Well… In one way it is… Maybe news of this map will finally teach rednecks across the land where the word “Merrkin” comes from. (Take that hicks! – America is Italian! WOO HOO!)
#12, though I agree with you, I do believe he was referring to the continents, not the country.
Those NAZIs sure are good at collecting priceless pieces of art and history.
#14
It makes you wonder from whom did they took it from?
13. Yes but who do you think coughs up the money? Now if we can just get the rest of the North and S American countries to pay their share.
From the article:
“a 500-year-old map that was the first to tell the world of a new land that it called America.”
Thanks Europe for giving it a name (Italian at that), But we were also inhabitants of the world, when you idiots thought the damn thing was flat.
“I deliberately left an ambiguious pronoun reference to see if anyone caught it. ”
Then, wrote of your adventure in white text at the bottom of the post.
18,
I put that comment in so people would know the error was deliberate, not that I was making up an excuse for poor grammar in the headline.
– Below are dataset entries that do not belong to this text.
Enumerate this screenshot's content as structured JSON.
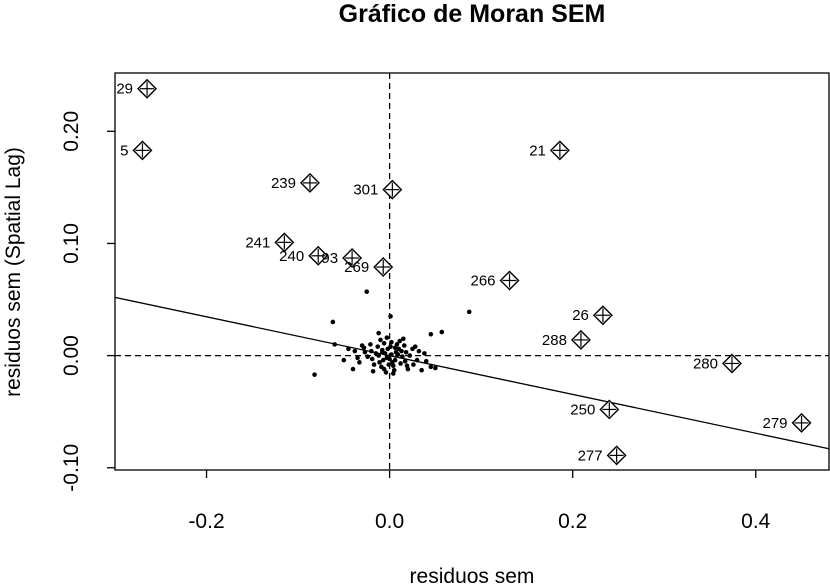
{
  "chart_data": {
    "type": "scatter",
    "title": "Gráfico de Moran SEM",
    "xlabel": "residuos sem",
    "ylabel": "residuos sem (Spatial Lag)",
    "xlim": [
      -0.3,
      0.48
    ],
    "ylim": [
      -0.102,
      0.252
    ],
    "x_ticks": [
      -0.2,
      0.0,
      0.2,
      0.4
    ],
    "x_tick_labels": [
      "-0.2",
      "0.0",
      "0.2",
      "0.4"
    ],
    "y_ticks": [
      -0.1,
      0.0,
      0.1,
      0.2
    ],
    "y_tick_labels": [
      "-0.10",
      "0.00",
      "0.10",
      "0.20"
    ],
    "regression_line": {
      "slope": -0.173,
      "intercept": 0.0
    },
    "reference_lines": {
      "x": 0.0,
      "y": 0.0
    },
    "influential_points": [
      {
        "id": "29",
        "x": -0.265,
        "y": 0.238
      },
      {
        "id": "5",
        "x": -0.27,
        "y": 0.183
      },
      {
        "id": "239",
        "x": -0.087,
        "y": 0.154
      },
      {
        "id": "301",
        "x": 0.003,
        "y": 0.148
      },
      {
        "id": "21",
        "x": 0.186,
        "y": 0.183
      },
      {
        "id": "241",
        "x": -0.115,
        "y": 0.101
      },
      {
        "id": "240",
        "x": -0.078,
        "y": 0.089
      },
      {
        "id": "93",
        "x": -0.041,
        "y": 0.087
      },
      {
        "id": "269",
        "x": -0.007,
        "y": 0.079
      },
      {
        "id": "266",
        "x": 0.131,
        "y": 0.067
      },
      {
        "id": "26",
        "x": 0.233,
        "y": 0.036
      },
      {
        "id": "288",
        "x": 0.209,
        "y": 0.014
      },
      {
        "id": "280",
        "x": 0.374,
        "y": -0.007
      },
      {
        "id": "250",
        "x": 0.24,
        "y": -0.048
      },
      {
        "id": "279",
        "x": 0.45,
        "y": -0.06
      },
      {
        "id": "277",
        "x": 0.248,
        "y": -0.089
      }
    ],
    "points": [
      [
        -0.025,
        0.057
      ],
      [
        0.087,
        0.039
      ],
      [
        -0.062,
        0.03
      ],
      [
        -0.082,
        -0.017
      ],
      [
        0.045,
        0.019
      ],
      [
        0.057,
        0.021
      ],
      [
        0.001,
        0.035
      ],
      [
        -0.06,
        0.01
      ],
      [
        -0.045,
        0.006
      ],
      [
        -0.05,
        -0.004
      ],
      [
        -0.04,
        -0.012
      ],
      [
        0.035,
        -0.013
      ],
      [
        0.045,
        -0.01
      ],
      [
        0.05,
        -0.011
      ],
      [
        -0.012,
        0.02
      ],
      [
        0.015,
        0.015
      ],
      [
        -0.03,
        0.009
      ],
      [
        0.028,
        0.008
      ],
      [
        0.02,
        -0.012
      ],
      [
        -0.018,
        -0.014
      ],
      [
        -0.008,
        0.005
      ],
      [
        0.006,
        -0.004
      ],
      [
        0.002,
        0.001
      ],
      [
        -0.003,
        -0.002
      ],
      [
        0.01,
        0.006
      ],
      [
        -0.011,
        -0.006
      ],
      [
        0.014,
        -0.001
      ],
      [
        -0.015,
        0.002
      ],
      [
        0.008,
        0.01
      ],
      [
        -0.006,
        0.011
      ],
      [
        0.004,
        -0.009
      ],
      [
        -0.009,
        -0.01
      ],
      [
        0.018,
        0.003
      ],
      [
        -0.02,
        0.004
      ],
      [
        0.012,
        -0.007
      ],
      [
        -0.013,
        0.008
      ],
      [
        0.001,
        0.008
      ],
      [
        -0.001,
        -0.008
      ],
      [
        0.022,
        0.0
      ],
      [
        -0.024,
        -0.001
      ],
      [
        0.007,
        0.003
      ],
      [
        -0.005,
        0.002
      ],
      [
        0.003,
        -0.006
      ],
      [
        -0.007,
        -0.004
      ],
      [
        0.016,
        0.009
      ],
      [
        -0.017,
        -0.008
      ],
      [
        0.025,
        0.006
      ],
      [
        -0.027,
        0.003
      ],
      [
        0.03,
        -0.004
      ],
      [
        -0.033,
        -0.006
      ],
      [
        0.011,
        0.013
      ],
      [
        -0.01,
        0.014
      ],
      [
        0.005,
        -0.013
      ],
      [
        -0.004,
        -0.015
      ],
      [
        0.019,
        -0.009
      ],
      [
        -0.021,
        0.01
      ],
      [
        0.009,
        0.001
      ],
      [
        -0.012,
        0.0
      ],
      [
        0.013,
        0.004
      ],
      [
        -0.002,
        0.006
      ],
      [
        0.0,
        -0.003
      ],
      [
        0.006,
        0.007
      ],
      [
        -0.008,
        0.003
      ],
      [
        0.017,
        -0.005
      ],
      [
        -0.019,
        -0.003
      ],
      [
        0.026,
        -0.008
      ],
      [
        -0.028,
        0.007
      ],
      [
        0.032,
        0.004
      ],
      [
        -0.035,
        -0.002
      ],
      [
        0.038,
        0.002
      ],
      [
        -0.038,
        0.004
      ],
      [
        0.04,
        -0.005
      ],
      [
        0.002,
        0.012
      ],
      [
        -0.003,
        0.016
      ],
      [
        0.004,
        -0.016
      ],
      [
        -0.006,
        -0.012
      ]
    ]
  }
}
I must admit that none of our sharp-eyed readers caught it.
12,
Since we have taken the name of the continent as our own, and that name is also what the world calls us, the first use of that name is important. This artifact is part of the discovery and founding of this country, and a part of its history. American history didn’t start the moment the Articles of Confederation were signed, it began long before that. This map is a marker that highlights that beginning.
#15 – Probably the Native Americans.
At least Ross Perot didn’t buy it. As I recall, he owns one of the original Magna Carta documents.